Some people get so religious about this stuff … “you MUST use sudo with each command instead of su to root, you should NEVER do this, or NEVER do that …” I say, as long as you know what you’re doing and you’re willing to take the risk(s), it’s your choice.
I agree with this. If you know what you are doing, why you are doing it, and what the consequences may be – and as long as it does not harm anyone else – you can make an informed choice to break the “rules”.

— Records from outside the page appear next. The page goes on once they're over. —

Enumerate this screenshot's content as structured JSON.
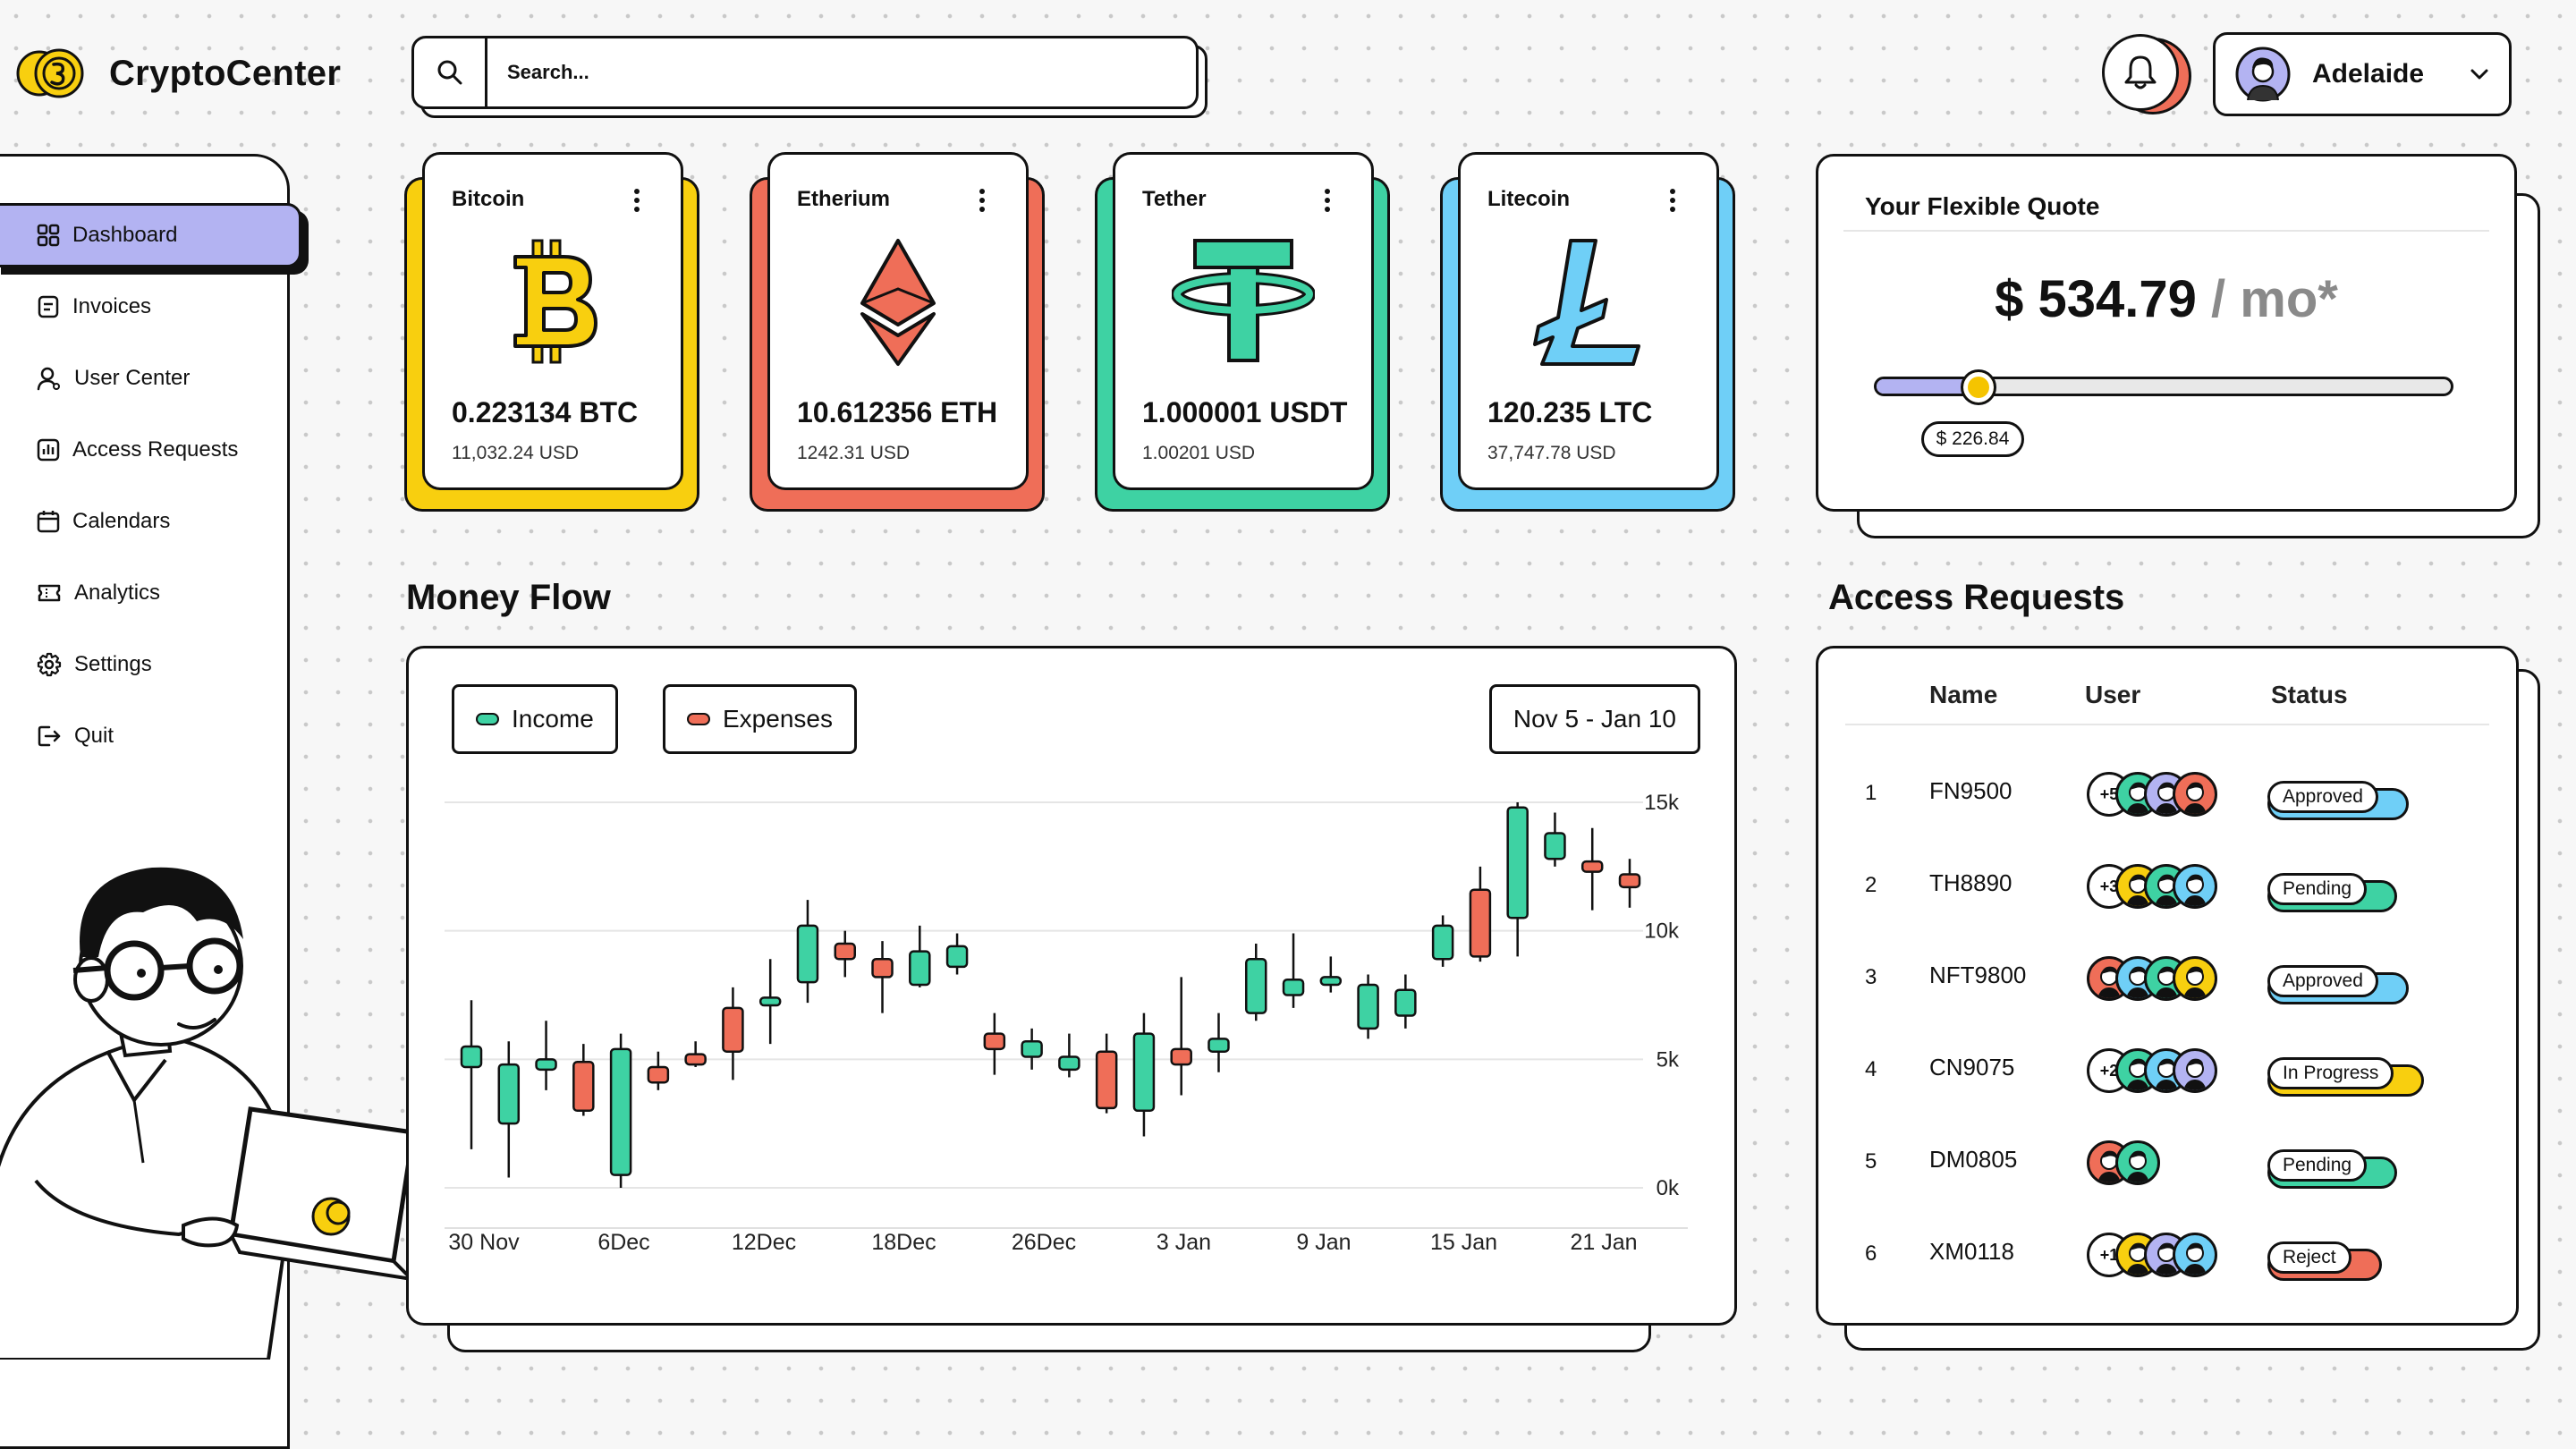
{
  "app": {
    "title": "CryptoCenter"
  },
  "search": {
    "placeholder": "Search..."
  },
  "user": {
    "name": "Adelaide"
  },
  "sidebar": {
    "items": [
      {
        "label": "Dashboard",
        "icon": "dashboard-grid-icon",
        "active": true
      },
      {
        "label": "Invoices",
        "icon": "invoice-icon"
      },
      {
        "label": "User Center",
        "icon": "user-icon"
      },
      {
        "label": "Access Requests",
        "icon": "chart-box-icon"
      },
      {
        "label": "Calendars",
        "icon": "calendar-icon"
      },
      {
        "label": "Analytics",
        "icon": "ticket-icon"
      },
      {
        "label": "Settings",
        "icon": "gear-icon"
      },
      {
        "label": "Quit",
        "icon": "logout-icon"
      }
    ]
  },
  "cryptos": [
    {
      "name": "Bitcoin",
      "amount": "0.223134 BTC",
      "usd": "11,032.24 USD",
      "color": "#f8cf0f",
      "icon": "bitcoin-icon"
    },
    {
      "name": "Etherium",
      "amount": "10.612356 ETH",
      "usd": "1242.31 USD",
      "color": "#ef6e58",
      "icon": "ethereum-icon"
    },
    {
      "name": "Tether",
      "amount": "1.000001 USDT",
      "usd": "1.00201 USD",
      "color": "#3ed2a3",
      "icon": "tether-icon"
    },
    {
      "name": "Litecoin",
      "amount": "120.235 LTC",
      "usd": "37,747.78 USD",
      "color": "#6fcff7",
      "icon": "litecoin-icon"
    }
  ],
  "quote": {
    "title": "Your Flexible Quote",
    "price": "$ 534.79",
    "per": "/ mo*",
    "slider_value": "$ 226.84",
    "slider_fraction": 0.18
  },
  "money_flow": {
    "title": "Money Flow",
    "income_label": "Income",
    "expenses_label": "Expenses",
    "date_range": "Nov 5 - Jan 10"
  },
  "chart_data": {
    "type": "candlestick",
    "y_ticks": [
      "0k",
      "5k",
      "10k",
      "15k"
    ],
    "ylim": [
      0,
      15000
    ],
    "x_labels": [
      "30 Nov",
      "6Dec",
      "12Dec",
      "18Dec",
      "26Dec",
      "3 Jan",
      "9 Jan",
      "15 Jan",
      "21 Jan"
    ],
    "series_colors": {
      "income": "#3ed2a3",
      "expenses": "#ef6e58"
    },
    "candles": [
      {
        "kind": "income",
        "low": 1500,
        "open": 4700,
        "close": 5500,
        "high": 7300
      },
      {
        "kind": "income",
        "low": 400,
        "open": 2500,
        "close": 4800,
        "high": 5700
      },
      {
        "kind": "income",
        "low": 3800,
        "open": 4600,
        "close": 5000,
        "high": 6500
      },
      {
        "kind": "expenses",
        "low": 2800,
        "open": 3000,
        "close": 4900,
        "high": 5600
      },
      {
        "kind": "income",
        "low": 0,
        "open": 500,
        "close": 5400,
        "high": 6000
      },
      {
        "kind": "expenses",
        "low": 3800,
        "open": 4100,
        "close": 4700,
        "high": 5300
      },
      {
        "kind": "expenses",
        "low": 4700,
        "open": 4800,
        "close": 5200,
        "high": 5700
      },
      {
        "kind": "expenses",
        "low": 4200,
        "open": 5300,
        "close": 7000,
        "high": 7800
      },
      {
        "kind": "income",
        "low": 5600,
        "open": 7100,
        "close": 7400,
        "high": 8900
      },
      {
        "kind": "income",
        "low": 7200,
        "open": 8000,
        "close": 10200,
        "high": 11200
      },
      {
        "kind": "expenses",
        "low": 8200,
        "open": 8900,
        "close": 9500,
        "high": 10000
      },
      {
        "kind": "expenses",
        "low": 6800,
        "open": 8200,
        "close": 8900,
        "high": 9600
      },
      {
        "kind": "income",
        "low": 7800,
        "open": 7900,
        "close": 9200,
        "high": 10200
      },
      {
        "kind": "income",
        "low": 8300,
        "open": 8600,
        "close": 9400,
        "high": 9900
      },
      {
        "kind": "expenses",
        "low": 4400,
        "open": 5400,
        "close": 6000,
        "high": 6800
      },
      {
        "kind": "income",
        "low": 4600,
        "open": 5100,
        "close": 5700,
        "high": 6200
      },
      {
        "kind": "income",
        "low": 4300,
        "open": 4600,
        "close": 5100,
        "high": 6000
      },
      {
        "kind": "expenses",
        "low": 2900,
        "open": 3100,
        "close": 5300,
        "high": 6000
      },
      {
        "kind": "income",
        "low": 2000,
        "open": 3000,
        "close": 6000,
        "high": 6800
      },
      {
        "kind": "expenses",
        "low": 3600,
        "open": 4800,
        "close": 5400,
        "high": 8200
      },
      {
        "kind": "income",
        "low": 4500,
        "open": 5300,
        "close": 5800,
        "high": 6800
      },
      {
        "kind": "income",
        "low": 6500,
        "open": 6800,
        "close": 8900,
        "high": 9500
      },
      {
        "kind": "income",
        "low": 7000,
        "open": 7500,
        "close": 8100,
        "high": 9900
      },
      {
        "kind": "income",
        "low": 7600,
        "open": 7900,
        "close": 8200,
        "high": 9000
      },
      {
        "kind": "income",
        "low": 5800,
        "open": 6200,
        "close": 7900,
        "high": 8300
      },
      {
        "kind": "income",
        "low": 6200,
        "open": 6700,
        "close": 7700,
        "high": 8300
      },
      {
        "kind": "income",
        "low": 8600,
        "open": 8900,
        "close": 10200,
        "high": 10600
      },
      {
        "kind": "expenses",
        "low": 8800,
        "open": 9000,
        "close": 11600,
        "high": 12500
      },
      {
        "kind": "income",
        "low": 9000,
        "open": 10500,
        "close": 14800,
        "high": 15000
      },
      {
        "kind": "income",
        "low": 12500,
        "open": 12800,
        "close": 13800,
        "high": 14600
      },
      {
        "kind": "expenses",
        "low": 10800,
        "open": 12300,
        "close": 12700,
        "high": 14000
      },
      {
        "kind": "expenses",
        "low": 10900,
        "open": 11700,
        "close": 12200,
        "high": 12800
      }
    ]
  },
  "access_requests": {
    "title": "Access Requests",
    "headers": {
      "name": "Name",
      "user": "User",
      "status": "Status"
    },
    "rows": [
      {
        "index": "1",
        "name": "FN9500",
        "extra": "+5",
        "avatars": [
          "#3ed2a3",
          "#b3b3f2",
          "#ef6e58"
        ],
        "status": "Approved",
        "status_color": "#6fcff7"
      },
      {
        "index": "2",
        "name": "TH8890",
        "extra": "+3",
        "avatars": [
          "#f8cf0f",
          "#3ed2a3",
          "#6fcff7"
        ],
        "status": "Pending",
        "status_color": "#3ed2a3"
      },
      {
        "index": "3",
        "name": "NFT9800",
        "extra": "",
        "avatars": [
          "#ef6e58",
          "#6fcff7",
          "#3ed2a3",
          "#f8cf0f"
        ],
        "status": "Approved",
        "status_color": "#6fcff7"
      },
      {
        "index": "4",
        "name": "CN9075",
        "extra": "+2",
        "avatars": [
          "#3ed2a3",
          "#6fcff7",
          "#b3b3f2"
        ],
        "status": "In Progress",
        "status_color": "#f8cf0f"
      },
      {
        "index": "5",
        "name": "DM0805",
        "extra": "",
        "avatars": [
          "#ef6e58",
          "#3ed2a3"
        ],
        "status": "Pending",
        "status_color": "#3ed2a3"
      },
      {
        "index": "6",
        "name": "XM0118",
        "extra": "+1",
        "avatars": [
          "#f8cf0f",
          "#b3b3f2",
          "#6fcff7"
        ],
        "status": "Reject",
        "status_color": "#ef6e58"
      }
    ]
  }
}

On 01/06/2017 07:46 PM, smpoole7 wrote:
>
> Fraser_Bell;2807341 Wrote:
>> So there!!! Nyah, nyah, nyah.rotfl!
>
> Aw, if someone wants to lecture me, let 'em. I’ll ignore it to the point
> of astonishment on their part, but they can feel free.
>
> Some people get so religious about this stuff … “you MUST use sudo
> with each command instead of su to root, you should NEVER do this, or
> NEVER do that …” I say, as long as you know what you’re doing and
> you’re willing to take the risk(s), it’s your choice.
>
I fully agree with you. I often log in as root to get admin work done in
a more productive way. But like you, I have well over 20 years experience.
–
Ken
linux since 1994
S.u.S.E./openSUSE since 1996
Hi all, may I jump in here? Best subject line I found close to my needs/goal. I’ve been reading the docs for SuSEfirewall2 and looking in YaST and I see no place to block incoming packets by country. I wish to block China, Russia, North Korea, Estonia. . . all the main headaches that bother us all. Looking at iptables documentation shows me not much, but I googled a few ‘rules’ from internet that show me how to go about this. My worry is that if I experiment with this (iptables) manually I may produce problem similar to when edit apache configs manually, then YaST complains “. . .apache has been edited manually. . .” and refuses to merge the manual configuration. So, I’m willing to ‘get my feet wet’ with command line edit of iptables, but not if it will cause problems stated. Any advice greatly appreciated. Thank You!
—rob
Nevertheless it is not the most productive way of drawing attention to your question. It is an old thread and not very many people will still watch it for new posts to be added to it. A new thread will show as such to those people that browse trough the titles of new threads to see if there is anything of interest.
My advice: create a new thread with a title that has the keywords to your problem/question to give it the best chance to draw the attention of those you need (and that may be exact the same title as here when you think it covers your needs).
Remember that it is you that searches for help, thus try to advertise in the most efficient way.